Data sets and computer program code will be managed by a two-phase scheme. The first phase is designed to manage “active files” that will be changed and moved frequently in a time frame. The active data and code files will follow a naming convention to be as descriptive as possible and organized in a carefully designed file directory system. Version control will be enforced by using a version control system such as OpenCVS. Before active data are moved to the next management phase, the data files will go through a retention process with a checklist. Intermediary data files may be deleted after review and verification. Verified data files will be moved to the curation workspace for metadata description and indexing.
The second phase of management is for the stable, verified datasets and program code files that will be made available for open access. These datasets and program code will be archived in an open data repository (to be determined) that is a Dublin Core metadata compliant repository system. The metadata schema in the repository system will be modified according our data curation needs. Once the metadata is created for the datasets, we will register the datasets in a larger data repository for broader discoverability and dissemination.
3. Access to data and data sharing practices and policies
Our datasets, software tools, documentation, and publications will be made available on a project website. The datasets and software tools will be released for free under a Creative Common license. They will be shared with any parties who agree to use the data and tools under the terms of the license.
All participants in this proposal will conduct research and publish the results of their work. Papers will be published in peer-reviewed conferences, journals, or book that publishes in English, or as peer-reviewed data report. We will make all publications available on our website, except when prohibited by the copyright of the publisher. We will also provide access to raw and processed data used in publications on the website, and this data will be available for free to any scientists and science policy researchers who want to use it for comparison or analysis.
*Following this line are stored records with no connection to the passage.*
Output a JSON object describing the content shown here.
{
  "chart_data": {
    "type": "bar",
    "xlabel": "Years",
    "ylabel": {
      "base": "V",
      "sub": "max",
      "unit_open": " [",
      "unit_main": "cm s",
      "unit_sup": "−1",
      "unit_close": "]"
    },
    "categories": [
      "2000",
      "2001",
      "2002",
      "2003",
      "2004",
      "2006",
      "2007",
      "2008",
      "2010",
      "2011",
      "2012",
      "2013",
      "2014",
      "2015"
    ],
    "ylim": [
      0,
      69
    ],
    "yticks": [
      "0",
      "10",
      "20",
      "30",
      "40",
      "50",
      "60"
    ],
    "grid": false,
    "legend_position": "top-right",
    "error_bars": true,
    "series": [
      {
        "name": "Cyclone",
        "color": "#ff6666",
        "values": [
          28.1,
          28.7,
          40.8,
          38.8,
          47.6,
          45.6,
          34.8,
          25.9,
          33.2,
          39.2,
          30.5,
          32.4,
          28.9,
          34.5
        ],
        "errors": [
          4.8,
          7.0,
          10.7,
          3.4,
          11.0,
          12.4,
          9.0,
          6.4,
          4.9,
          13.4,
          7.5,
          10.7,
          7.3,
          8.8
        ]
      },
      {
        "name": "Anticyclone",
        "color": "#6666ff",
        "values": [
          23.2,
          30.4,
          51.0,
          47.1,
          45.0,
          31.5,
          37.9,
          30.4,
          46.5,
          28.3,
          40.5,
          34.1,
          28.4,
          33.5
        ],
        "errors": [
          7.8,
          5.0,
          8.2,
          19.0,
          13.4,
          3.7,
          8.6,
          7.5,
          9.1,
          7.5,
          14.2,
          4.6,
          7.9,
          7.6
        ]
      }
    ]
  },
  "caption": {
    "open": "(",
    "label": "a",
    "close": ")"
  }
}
4. Policies and provisions for reuse, redistribution, and the production of derivatives
Data sets and software provided through the project website may be used as specified under the Creative Commons license. Publications provided on the website may be distributed freely in academic environments and may be cited with appropriate attribution according to standard academic practice. Data provided on the website may be used for analysis and comparison of scientific results.
We intend to conduct similar research using data repositories in other disciplines in future. This will necessitate the computer programs and tools remain open and interactive with the user community and software development community. We will encourage the community to provide feedback through various venues.
5. Plans for archiving and for preservation of access:
The proposal team is committed to preserving the project web site for at least three years after the completion of funding. Datasets of potential value for future research and policy making will be maintained indefinitely. After consultation with the appropriate NSF program officer to ascertain any exceptions, items will be discarded no sooner than 3 years after the conclusion of the grant or the public release, whichever is later.